Notre travail est fondé sur l’observation systématique d’interactions authentiques et il est guidé par les principes suivants, communs à la plupart des chercheurs interactionnistes :

  1. le discours est une pratique située dans le temps, dans l’espace et dans une culture donnée ;

  2. le caractère situé de cette pratique fait partie des données de l’analyse ;

  3. la dimension actionnelle du langage (« dire, c’est faire » – Austin, 1962) est prépondérante ;

  4. les interactants manifestent et reconnaissent mutuellement le sens de leurs actions langagières ;

  5. le sens ne préexiste pas à l’interaction, il s’y construit peu à peu grâce à l’apport de tous les interactants ;

  6. la forme du discours est fortement contrainte par la nécessité, pour les interactants, de garder intacte l’image sociale qu’ils tentent de projeter (Goffman, 1973).

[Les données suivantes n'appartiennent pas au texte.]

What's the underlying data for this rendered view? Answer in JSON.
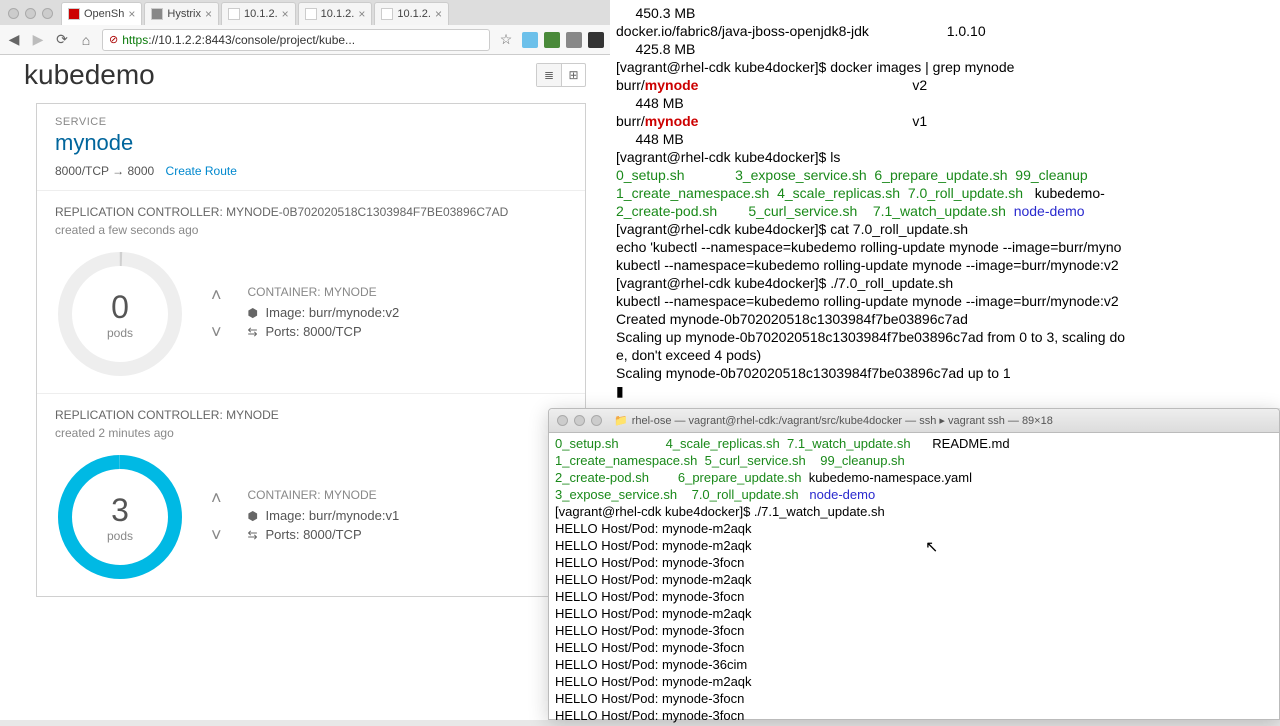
{
  "browser": {
    "tabs": [
      {
        "label": "OpenSh",
        "icon": "red"
      },
      {
        "label": "Hystrix",
        "icon": "gray"
      },
      {
        "label": "10.1.2.",
        "icon": "page"
      },
      {
        "label": "10.1.2.",
        "icon": "page"
      },
      {
        "label": "10.1.2.",
        "icon": "page"
      }
    ],
    "url_https": "https",
    "url_rest": "://10.1.2.2:8443/console/project/kube..."
  },
  "console": {
    "project": "kubedemo",
    "service_label": "SERVICE",
    "service_name": "mynode",
    "route_text": "8000/TCP → 8000",
    "create_route": "Create Route",
    "rc": [
      {
        "title": "REPLICATION CONTROLLER: MYNODE-0B702020518C1303984F7BE03896C7AD",
        "age": "created a few seconds ago",
        "count": "0",
        "pods": "pods",
        "cont_label": "CONTAINER: MYNODE",
        "image": "Image: burr/mynode:v2",
        "ports": "Ports: 8000/TCP",
        "ring": "empty"
      },
      {
        "title": "REPLICATION CONTROLLER: MYNODE",
        "age": "created 2 minutes ago",
        "count": "3",
        "pods": "pods",
        "cont_label": "CONTAINER: MYNODE",
        "image": "Image: burr/mynode:v1",
        "ports": "Ports: 8000/TCP",
        "ring": "full"
      }
    ]
  },
  "term1": {
    "lines": [
      {
        "t": "     450.3 MB"
      },
      {
        "t": "docker.io/fabric8/java-jboss-openjdk8-jdk                    1.0.10"
      },
      {
        "t": "     425.8 MB"
      },
      {
        "spans": [
          {
            "t": "[vagrant@rhel-cdk kube4docker]$ docker images | grep mynode"
          }
        ]
      },
      {
        "spans": [
          {
            "t": "burr/",
            "c": ""
          },
          {
            "t": "mynode",
            "c": "red"
          },
          {
            "t": "                                                       v2"
          }
        ]
      },
      {
        "t": "     448 MB"
      },
      {
        "spans": [
          {
            "t": "burr/"
          },
          {
            "t": "mynode",
            "c": "red"
          },
          {
            "t": "                                                       v1"
          }
        ]
      },
      {
        "t": "     448 MB"
      },
      {
        "t": "[vagrant@rhel-cdk kube4docker]$ ls"
      },
      {
        "spans": [
          {
            "t": "0_setup.sh",
            "c": "grn"
          },
          {
            "t": "             "
          },
          {
            "t": "3_expose_service.sh",
            "c": "grn"
          },
          {
            "t": "  "
          },
          {
            "t": "6_prepare_update.sh",
            "c": "grn"
          },
          {
            "t": "  "
          },
          {
            "t": "99_cleanup",
            "c": "grn"
          }
        ]
      },
      {
        "spans": [
          {
            "t": "1_create_namespace.sh",
            "c": "grn"
          },
          {
            "t": "  "
          },
          {
            "t": "4_scale_replicas.sh",
            "c": "grn"
          },
          {
            "t": "  "
          },
          {
            "t": "7.0_roll_update.sh",
            "c": "grn"
          },
          {
            "t": "   kubedemo-"
          }
        ]
      },
      {
        "spans": [
          {
            "t": "2_create-pod.sh",
            "c": "grn"
          },
          {
            "t": "        "
          },
          {
            "t": "5_curl_service.sh",
            "c": "grn"
          },
          {
            "t": "    "
          },
          {
            "t": "7.1_watch_update.sh",
            "c": "grn"
          },
          {
            "t": "  "
          },
          {
            "t": "node-demo",
            "c": "blu"
          }
        ]
      },
      {
        "t": "[vagrant@rhel-cdk kube4docker]$ cat 7.0_roll_update.sh"
      },
      {
        "t": "echo 'kubectl --namespace=kubedemo rolling-update mynode --image=burr/myno"
      },
      {
        "t": "kubectl --namespace=kubedemo rolling-update mynode --image=burr/mynode:v2"
      },
      {
        "t": "[vagrant@rhel-cdk kube4docker]$ ./7.0_roll_update.sh"
      },
      {
        "t": "kubectl --namespace=kubedemo rolling-update mynode --image=burr/mynode:v2"
      },
      {
        "t": "Created mynode-0b702020518c1303984f7be03896c7ad"
      },
      {
        "t": "Scaling up mynode-0b702020518c1303984f7be03896c7ad from 0 to 3, scaling do"
      },
      {
        "t": "e, don't exceed 4 pods)"
      },
      {
        "t": "Scaling mynode-0b702020518c1303984f7be03896c7ad up to 1"
      },
      {
        "t": "▮"
      }
    ]
  },
  "term2title": "rhel-ose — vagrant@rhel-cdk:/vagrant/src/kube4docker — ssh ▸ vagrant ssh — 89×18",
  "term2": {
    "lines": [
      {
        "spans": [
          {
            "t": "0_setup.sh",
            "c": "grn"
          },
          {
            "t": "             "
          },
          {
            "t": "4_scale_replicas.sh",
            "c": "grn"
          },
          {
            "t": "  "
          },
          {
            "t": "7.1_watch_update.sh",
            "c": "grn"
          },
          {
            "t": "      README.md"
          }
        ]
      },
      {
        "spans": [
          {
            "t": "1_create_namespace.sh",
            "c": "grn"
          },
          {
            "t": "  "
          },
          {
            "t": "5_curl_service.sh",
            "c": "grn"
          },
          {
            "t": "    "
          },
          {
            "t": "99_cleanup.sh",
            "c": "grn"
          }
        ]
      },
      {
        "spans": [
          {
            "t": "2_create-pod.sh",
            "c": "grn"
          },
          {
            "t": "        "
          },
          {
            "t": "6_prepare_update.sh",
            "c": "grn"
          },
          {
            "t": "  kubedemo-namespace.yaml"
          }
        ]
      },
      {
        "spans": [
          {
            "t": "3_expose_service.sh",
            "c": "grn"
          },
          {
            "t": "    "
          },
          {
            "t": "7.0_roll_update.sh",
            "c": "grn"
          },
          {
            "t": "   "
          },
          {
            "t": "node-demo",
            "c": "blu"
          }
        ]
      },
      {
        "t": "[vagrant@rhel-cdk kube4docker]$ ./7.1_watch_update.sh"
      },
      {
        "t": "HELLO Host/Pod: mynode-m2aqk"
      },
      {
        "t": "HELLO Host/Pod: mynode-m2aqk"
      },
      {
        "t": "HELLO Host/Pod: mynode-3focn"
      },
      {
        "t": "HELLO Host/Pod: mynode-m2aqk"
      },
      {
        "t": "HELLO Host/Pod: mynode-3focn"
      },
      {
        "t": "HELLO Host/Pod: mynode-m2aqk"
      },
      {
        "t": "HELLO Host/Pod: mynode-3focn"
      },
      {
        "t": "HELLO Host/Pod: mynode-3focn"
      },
      {
        "t": "HELLO Host/Pod: mynode-36cim"
      },
      {
        "t": "HELLO Host/Pod: mynode-m2aqk"
      },
      {
        "t": "HELLO Host/Pod: mynode-3focn"
      },
      {
        "t": "HELLO Host/Pod: mynode-3focn"
      }
    ]
  }
}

Ces principes, largement inspirés de l’analyse conversationnelle (Sacks, 1992), sont appliqués dans une analyse fine des tours de parole de chaque interactant qui fait apparaître l’étroite interdépendance des actions sociales et des stratégies discursives utilisées. Ils ont notamment été mis à l’épreuve dans de nombreux travaux portant sur les interactions dites « institutionnelles » (entre autres Drew et Heritage, 1992 ; Heritage et Clayman, 2010), catégorie dont relèvent les appels d’urgence. Sur le plan méthodologique, ils supposent une analyse inductive et donc un traitement qualitatif des données (une quantification pouvant intervenir dans un deuxième temps).

Méthodologie

Les appels sont d’abord transcrits, suivant un protocole qui impose de noter non seulement tous les mots prononcés, mais aussi les interruptions, les hésitations, les reformulations successives, les chevauchements de parole, les pauses et leur durée. Il s’agit donc d’une transcription qui vise à rendre compte non seulement du contenu, mais également de la manière dont il est livré. La transcription est vérifiée par deux transcripteurs avant le début de l’analyse proprement dite.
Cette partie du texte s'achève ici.